Bank invests in Stratus server to support systems consolidation and business continuity.

Following merger and acquisition activity, Texas State Bank was left with disparate ATM/EFT (electronic funds transfer) systems supported by two data centers. In December 2002, the McAllen, Texas-based bank decided to consolidate the systems on S2 Systems' (Plano, Texas) OpeN/2 payment transaction platform. But before the institution could streamline its operations, it had to shore up its infrastructure.

One of Texas State Bank's (TSB; $5.8 billion in assets) data centers relied on a mainframe system that had limited functionality; the other was linked to a Diebold (North Canton, Ohio) controller that was being discontinued. In addition, the Diebold product didn't support a new message protocol that was mandated by the PULSE Network, the EFT association to which the bank belongs.

"We were moving off a Diebold product in one center and a mainframe product in the other and combining both onto an OpeN/2 product," explains Gomer Jones, senior vice president of TSB's data center, an in-house data processing service provider for Texas State Bank that also serves 27 other independent banks statewide. "Both of our products were older products, and neither of them were fully featured enough to run the entire customer base," he states. "We needed a server [on which] to run the new platform."

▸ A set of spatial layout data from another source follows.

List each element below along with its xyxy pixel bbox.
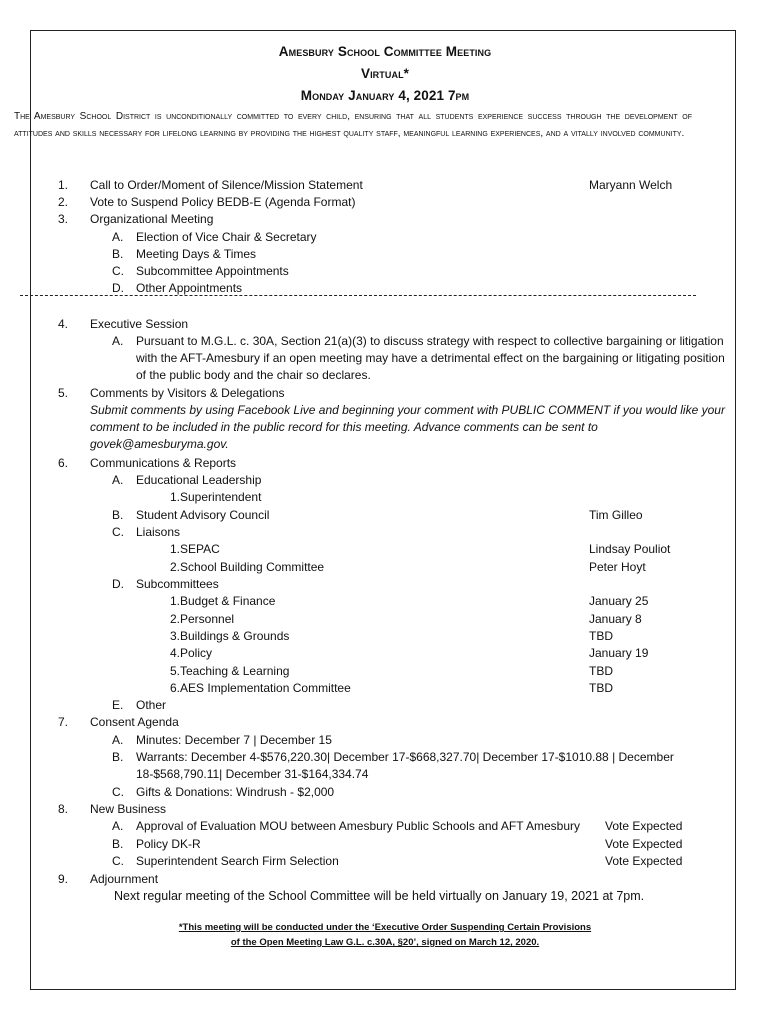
public-comment-note: Submit comments by using Facebook Live and beginning your comment with PUBLIC COMMENT if you would like your comment to be included in the public record for this meeting. Advance comments can be sent to govek@amesburyma.gov. [90,403,725,451]
meeting-date-value: TBD [589,629,613,643]
meeting-title: Amesbury School Committee Meeting [278,44,492,59]
presenter: Tim Gilleo [589,508,643,522]
meeting-date-value: January 25 [589,594,649,608]
vote-status: Vote Expected [605,819,683,833]
presenter: Maryann Welch [589,178,673,192]
meeting-format: Virtual* [360,66,410,81]
section-divider [20,295,696,296]
sub-sub-item: 1.Superintendent [170,490,262,504]
footer-note-line1: *This meeting will be conducted under the ‘Executive Order Suspending Certain Provisions [178,922,592,933]
warrants-text: Warrants: December 4-$576,220.30| December 17-$668,327.70| December 17-$1010.88 | December 18-$568,790.11| December 31-$164,334.74 [136,750,674,781]
vote-status: Vote Expected [605,837,683,851]
sub-sub-item: 1.SEPAC [170,542,220,556]
meeting-date-value: January 8 [589,612,642,626]
sub-sub-item: 4.Policy [170,646,213,660]
vote-status: Vote Expected [605,854,683,868]
sub-sub-item: 5.Teaching & Learning [170,664,290,678]
meeting-date: Monday January 4, 2021 7pm [300,88,470,103]
footer-note-line2: of the Open Meeting Law G.L. c.30A, §20’, signed on March 12, 2020. [230,937,540,948]
meeting-date-value: TBD [589,664,613,678]
sub-sub-item: 6.AES Implementation Committee [170,681,351,695]
mission-statement: The Amesbury School District is unconditionally committed to every child, ensuring that all students experience success through the development of attitudes and skills necessary for lifelong learning by providing the highest quality staff, meaningful learning experiences, and a vitally involved community. [14,111,692,139]
meeting-date-value: TBD [589,681,613,695]
presenter: Peter Hoyt [589,560,646,574]
sub-sub-item: 2.School Building Committee [170,560,325,574]
sub-sub-item: 1.Budget & Finance [170,594,276,608]
sub-sub-item: 3.Buildings & Grounds [170,629,290,643]
executive-session-text: Pursuant to M.G.L. c. 30A, Section 21(a)(3) to discuss strategy with respect to collective bargaining or litigation with the AFT-Amesbury if an open meeting may have a detrimental effect on the bargaining or litigating position of the public body and the chair so declares. [136,334,725,382]
next-meeting-note: Next regular meeting of the School Committee will be held virtually on January 19, 2021 at 7pm. [114,889,645,903]
meeting-date-value: January 19 [589,646,649,660]
presenter: Lindsay Pouliot [589,542,671,556]
sub-sub-item: 2.Personnel [170,612,235,626]
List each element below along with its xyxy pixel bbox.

To meet PULSE Network requirements, TSB began searching for a fault-tolerant server in January 2003 that would remain running at least 98.5 percent of the time, even during system upgrades and technical changes, relates Jones. "We wanted hardware that would provide close to five nines [available 99.999 percent of the time] of service," he says. "We wanted something that was completely redundant so if one of the processors went down we could keep running." The server also had to support PULSE's messaging protocol, Jones notes.

Before considering other vendors, the bank's data center zeroed in on Stratus Technologies (Maynard, Mass.) and purchased the vendor's ftServer 3300 in late January 2003, according to Jones. Stratus installed the server, which uses a Windows operating system. TSB created new configuration files for the ATMs and the bank went live with the new server in April 2003, Jones adds.

On the Right Track

Before purchasing Stratus' ftServer 3300, TSB also considered leveraging multiple Dell servers to run the new OpeN/2 software. "With the new software, we had to get something to run it on," Jones says. "We were looking at using multiple regular servers that were tied together or clustering regular servers together, but our experience with clustering was unpleasant," he adds. "Clustering took a lot more managing than the Stratus server."

The decision to migrate to the OpeN/2 system and the Stratus server proved fortuitous. Since the transition, TSB has experienced strong growth of ATM, debit and credit volumes, according to Jones. In December 2004 alone, the bank processed nearly 3 million transactions with the new system, a 50 percent increase in volume from December '03, he relates, adding that the new technology was a key factor in the growth.

"If we hadn't implemented [OpeN/2 and the Stratus server], we would have been dead in the water trying to use either one of the products we had," Jones says.

Snapshot

Institution: Texas State Bank (TSB; McAllen, Texas).

Assets: $5.8 billion.

Business Challenge: Support consolidation of ATM/EFT systems with a fault-tolerant server.

Solution: Stratus Technologies' (Maynard, Mass.) ft Server3000.